So I had the opportunity to pitch an agent in person and they requested pages. (Yay!)
But I started thinking whether this was really a good thing.
Seems obvious, right? They requested pages, therefore, it’s a good thing.
But…
This is how it went.
I had ten minutes to pitch this agent. I sat down and they wanted to hear about the book first up. So, I rattled off my little spiel and, at the two minute mark, the agent said, “Sounds interesting enough that I’d like to see pages.”
Great!
Except.
We had another eight minutes to go, so what else could the agent say but send pages?
“Wow, that sounds like a really sucky idea. It’s not of any interest to me whatsoever.”
Knowing what sensitive freaks writers are, I don’t think any agent worth their salt would do that.
I guess the agent could’ve spent the next six minutes asking probing questions about characters and plot until we were close enough to the end that a rejection wouldn’t result in too much awkwardness.
I guess.
I suspect that most agents request pages just to be polite. Or they hope for someone who is enough outside what they represent that they can say, “Sounds lovely, but that’s not something I represent.”
This is the pessimist in me talking. But I also spoke to more than one person who had received page requests the five or six times they’d pitched agents/editors and had nothing come of it.
So it’s possible that pitching an agent in person just creates false hope.
I could be wrong. It could be a positive. Maybe the agent, even if they weren’t the least bit interested, will take a quick peek at what I sent and get drawn into the story.

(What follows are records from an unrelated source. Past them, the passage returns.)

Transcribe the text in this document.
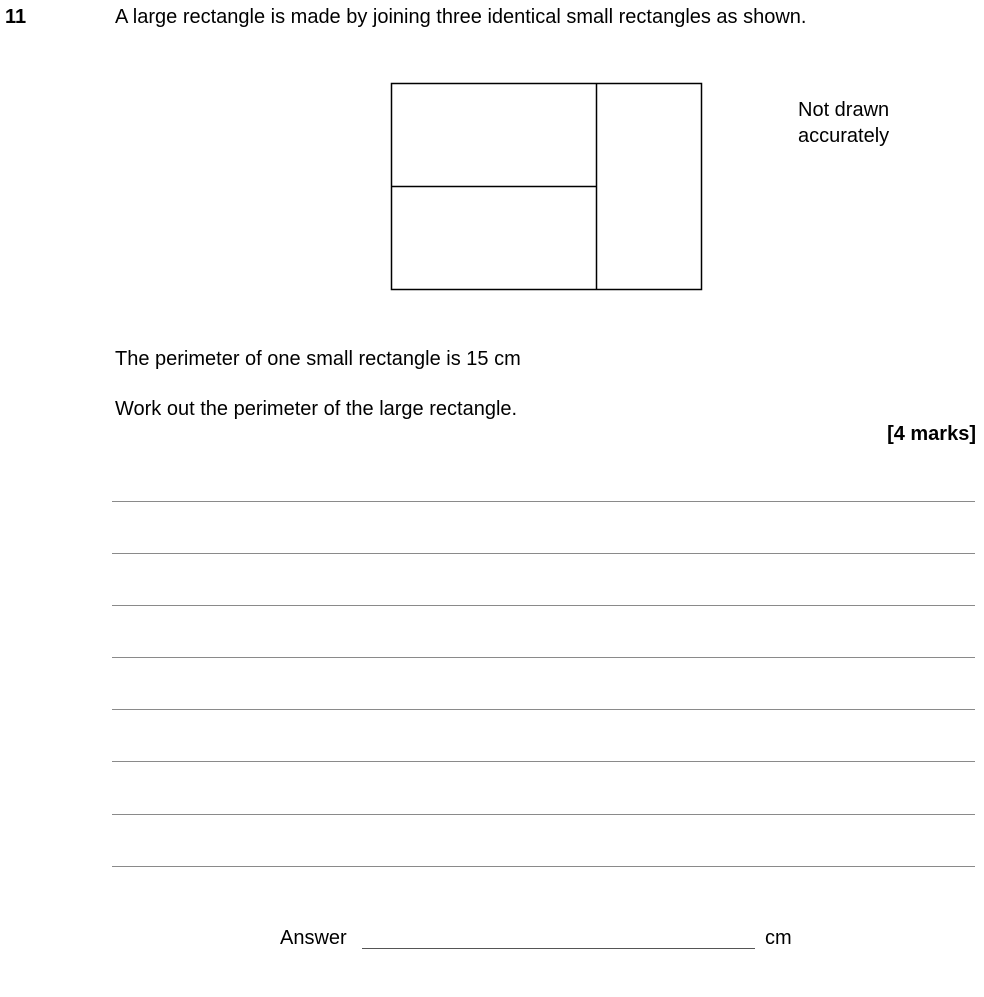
11	A large rectangle is made by joining three identical small rectangles as shown.
Not drawn
accurately
The perimeter of one small rectangle is 15 cm
Work out the perimeter of the large rectangle.
[4 marks]
Answer	cm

Of course, having this skeptical view of things, I thought that the note the agent wrote on the card (that turned out to relate to what file format to send the document in), was the agent’s shorthand for which pitches the agent genuinely liked and which they didn’t.
(You know. “As a txt” means the pitch sucked and no point reading it. “As a doc” means it’s worth looking at.)
It is good to have that face-to-face time if you’re the type of person that people like.
(I had a friend recommend a writer to me based upon meeting them, who then commented, “I just wish I liked his writing as much as I liked him.”)
An agent or editor might look at someone with decent writing who is likable and give them a few extra points and that might be enough to tip things over to the offer side of the equation.
That’s not really me, though.
I had eight minutes to kill after the successful pitch and ended up showing the agent a picture of my dog because I didn’t know what else to do. (Turns out the agent didn’t like dogs. Oops.)
(Then again, I also showed random people in the elevator pictures of my dog, so…At least those people thought she was cute.)
So, what about people with negative personalities? The type who repel people they meet?
There was a writer there who was rubbing a lot of people the wrong way. Just awkward, weird, intrusive, pompous. It was bad.
That author had queried one of the agents there and received a full request before we arrived. All I could think was, “You’d best avoid approaching that agent in person…”
Because, if I were that agent and had seen how this person interacted with people, I would not have wanted to sign them no matter how good their writing was. Not in this day and age.
So, I don’t know.
It’s nice to have someone request pages and maybe getting past the query letter is an advantage if the agent really does read the pages like they would any other partial request. And if you do have a good personality, pitching in person can maybe tip things in your favor.
But it can also give a false sense of hope about a story idea that maybe doesn’t have legs. And it can work against you if you’re off-putting in person.
You might be right about face-pitching (so many stories hide within that logism) disadvantaging those who are obnoxious in person, potentially on both sides of the aisle; however, I fear that those who are most in need of the warning might also be those who are least aware it applies to them.
Or is believeing most people do not wish to be obnoxious naif?
Yeah, you figure if someone realized that they came off in a way that was offensive or off-putting that they’d change their behavior. Which means most people who come off that way have no idea about it.
(Although, I suspect some people are that way intentionally. It’s possible I’ve known a few of the type that revel in offending others)
And good point about it happening on both sides of the aisle. I can say at least one agent was a much different person in person than I expected them to be based upon their online persona.